After serving in World War II, Charles Baker returned to his hometown of Millington, Tennessee, which was a suburb of Memphis. Baker entered politics and in 1954 was elected chairman of the Shelby County Quarterly Court, a fiscal and legislative body that ran the affairs of Shelby County, which included Memphis. Baker became frustrated with the lack of state revenues and attention paid to Memphis. Due to the use of outdated election district boundaries, Memphis was represented by half the number of state legislators it rightfully deserved based upon its population. Baker brought suit against Joe Carr, Tennessee's secretary of state, requesting the state legislature redraw the election district boundaries to reflect the actual demographics of the state.
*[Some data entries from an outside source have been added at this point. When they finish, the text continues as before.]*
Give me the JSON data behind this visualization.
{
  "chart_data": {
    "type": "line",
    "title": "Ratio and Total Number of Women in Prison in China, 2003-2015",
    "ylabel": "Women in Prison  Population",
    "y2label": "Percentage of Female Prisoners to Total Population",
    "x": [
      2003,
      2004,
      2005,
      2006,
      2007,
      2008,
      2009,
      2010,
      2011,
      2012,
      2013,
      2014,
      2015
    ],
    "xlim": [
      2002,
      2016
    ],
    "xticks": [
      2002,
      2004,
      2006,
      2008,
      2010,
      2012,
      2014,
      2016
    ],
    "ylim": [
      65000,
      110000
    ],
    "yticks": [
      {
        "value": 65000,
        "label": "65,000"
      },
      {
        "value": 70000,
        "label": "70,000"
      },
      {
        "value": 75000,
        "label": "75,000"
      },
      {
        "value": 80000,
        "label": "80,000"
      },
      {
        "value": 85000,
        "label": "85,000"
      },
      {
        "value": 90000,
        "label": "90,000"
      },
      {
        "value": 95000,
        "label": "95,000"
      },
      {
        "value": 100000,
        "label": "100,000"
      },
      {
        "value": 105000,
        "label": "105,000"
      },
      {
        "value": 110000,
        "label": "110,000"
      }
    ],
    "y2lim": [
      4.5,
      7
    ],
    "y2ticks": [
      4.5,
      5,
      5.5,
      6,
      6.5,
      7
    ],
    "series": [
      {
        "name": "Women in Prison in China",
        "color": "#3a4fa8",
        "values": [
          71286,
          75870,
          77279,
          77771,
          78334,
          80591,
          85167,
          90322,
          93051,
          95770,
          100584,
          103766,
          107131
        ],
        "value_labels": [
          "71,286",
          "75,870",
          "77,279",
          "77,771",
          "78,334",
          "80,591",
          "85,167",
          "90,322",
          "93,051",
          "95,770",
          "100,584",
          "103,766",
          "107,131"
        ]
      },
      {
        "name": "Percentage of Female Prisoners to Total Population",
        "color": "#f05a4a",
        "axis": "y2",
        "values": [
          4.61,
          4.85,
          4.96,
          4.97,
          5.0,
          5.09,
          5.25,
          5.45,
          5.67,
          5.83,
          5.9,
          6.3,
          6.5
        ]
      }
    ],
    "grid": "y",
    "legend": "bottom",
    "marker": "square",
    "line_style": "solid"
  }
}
Prior to Baker v. Carr, the Supreme Court had considered state apportionment a political question to be handled by the legislative branch. In the 1946 decision Colegrove v. Green, the Court declined to involve itself in the apportionment process, arguing that the political nature of apportionment precluded judicial intervention. Based upon this ruling, the district court dismissed the case. The dismissal of the case was appealed to the Supreme Court, which heard arguments in April 1961.
In a decision delivered by Justice Brennan, the Court focused on the issue of whether the Court could involve itself in an apportionment dispute. In addressing this issue, the Court held that apportionment was a federal claim arising under the Fourteenth Amendment, and therefore subject to judicial scrutiny by courts. Additionally, the voters initiating this case had claimed that their votes were being arbitrarily impaired or debased. The Court's decision sidestepped the prior decision in Colegrove by distinguishing claims brought under the Equal Protection Clause of the Fourteenth Amendment from those claims brought under the guarantee clause of Article IV of the Constitution. The Court returned the case to the district court for further action pursuant to their instructions.
Justice Clark filed a concurring opinion arguing that Tennessee's apportionment system was arbitrary and observing that, in the absence of initiative or referendum mechanisms, judicial intervention was the only effective remedy. Justice Frankfurter, who had delivered the Court's opinion in Colegrove sixteen years earlier, dissented from the opinion, objecting to the Court's departure from precedent, its intervention in a potential mathematical quagmire, and to the lack of standards by which to resolve apportionment issues under the Fourteenth Amendment.